Work on the foundation of the Tulnuxw Lelum Cultural Learning Space building at Bowser school goes on in early fall. Organizers of the project have since asked the RDN for more money and more time to finish the project, while they continue to fundraise. — Submitted by Laura Bonnor

Work on the foundation of the Tulnuxw Lelum Cultural Learning Space building at Bowser school goes on in early fall. Organizers of the project have since asked the RDN for more money and more time to finish the project, while they continue to fundraise. — Submitted by Laura Bonnor

Bowser school asks RDN to double funding for outdoor learning area

From $30,000 to $60,000 for Tulnuxw Lelum Cultural Learning Space

Bowser Elementary School is looking to the Regional District of Nanaimo to double the funding of an outdoor learning space that aims to teach greater understanding about local First Nations.

The school’s Tulnuxw Lelum Cultural Learning Space project has been ongoing since 2016, with a fire pit, a garden of local flora and trails comprising the first phase of the work.

Since June 21, work on constructing a traditional Aboriginal building beside the fire pit has been ongoing.

Originally estimated to cost $50,000, the 24- by 36-foot building had some donors lined up before work began, with local individuals and companies contributing donations, and the RDN pledging $30,000.

Teacher Laura Bonnor, one of the project organizers, was also hopeful the building could be useable by September.

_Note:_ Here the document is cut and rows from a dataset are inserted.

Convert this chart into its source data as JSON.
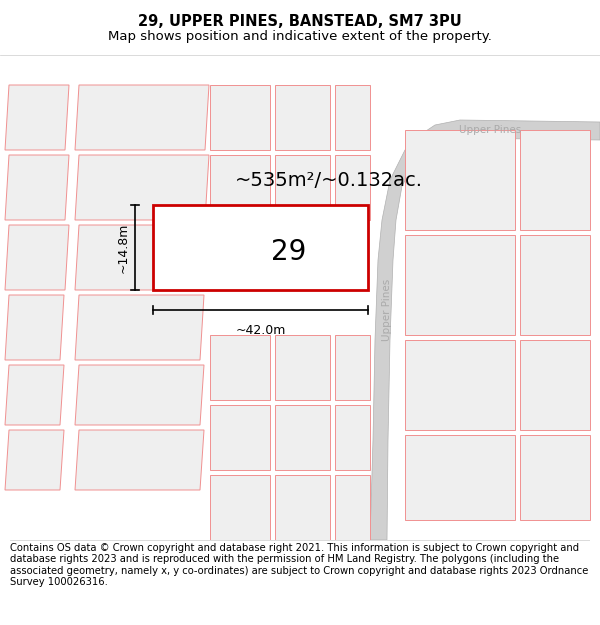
{
  "title_line1": "29, UPPER PINES, BANSTEAD, SM7 3PU",
  "title_line2": "Map shows position and indicative extent of the property.",
  "copyright_text": "Contains OS data © Crown copyright and database right 2021. This information is subject to Crown copyright and database rights 2023 and is reproduced with the permission of HM Land Registry. The polygons (including the associated geometry, namely x, y co-ordinates) are subject to Crown copyright and database rights 2023 Ordnance Survey 100026316.",
  "area_text": "~535m²/~0.132ac.",
  "dim_width": "~42.0m",
  "dim_height": "~14.8m",
  "property_number": "29",
  "bg_color": "#ffffff",
  "map_bg": "#f8f8f8",
  "road_color": "#d0d0d0",
  "road_edge_color": "#b0b0b0",
  "plot_fill": "#efefef",
  "plot_line_color": "#f09090",
  "highlight_color": "#cc0000",
  "road_label": "Upper Pines",
  "title_fontsize": 10.5,
  "subtitle_fontsize": 9.5,
  "copyright_fontsize": 7.2,
  "area_fontsize": 14,
  "dim_fontsize": 9,
  "prop_num_fontsize": 20
}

However, in a letter to the RDN board, she and other organizers asked the RDN to increase their funding pledge from $30,000 to $60,000.

“We have begun on the foundations and are proceeding with the structure,” reads the letter, received by the RDN Committee of the Whole on Oct. 10. “However, construction costs throughout the process have continued to escalate.”

Those unforseen costs include extra work in preparing the ground for the foundation, difficulty in finding construction companies to work with, and a general increase in the cost of the work since the school applied for funding, said Bonnor.

“Also I’m sure we were a bit thrifty… thinking we could get it done for cheaper than we could,” she said.

The letter also asks that the RDN move the deadline for the project from the beginning of November of this year to Nov. 11, 2018. Weather is slowing the foundation work, said Bonnor, adding that organizers continue to hope to find a timber company willing to donate logs.

The idea isn’t necessarily to use all the time or the money they’ve asked of the RDN, said Bonnor. Securing the funds from the RDN would allow work on the project to continue as she and others continue to secure donations from elsewhere.

“We can’t go out on a limb and say to a company that we’d be able to pay this, and then we can’t as it turns out,” Bonnor said. “In order to proceed, we need some assurances that we can cover (costs). But we are still receiving all kinds of support from the community.”

Talks with the local Rotary Club having begun, and the Qualicum First Nation Band is providing support, said Bonnor.

“We’re very optimistic,” she said.

The committee of the whole has unanimously passed a motion to allocate up to $60,000 and extend the deadline into November. The motion has yet to be carried by the RDN board.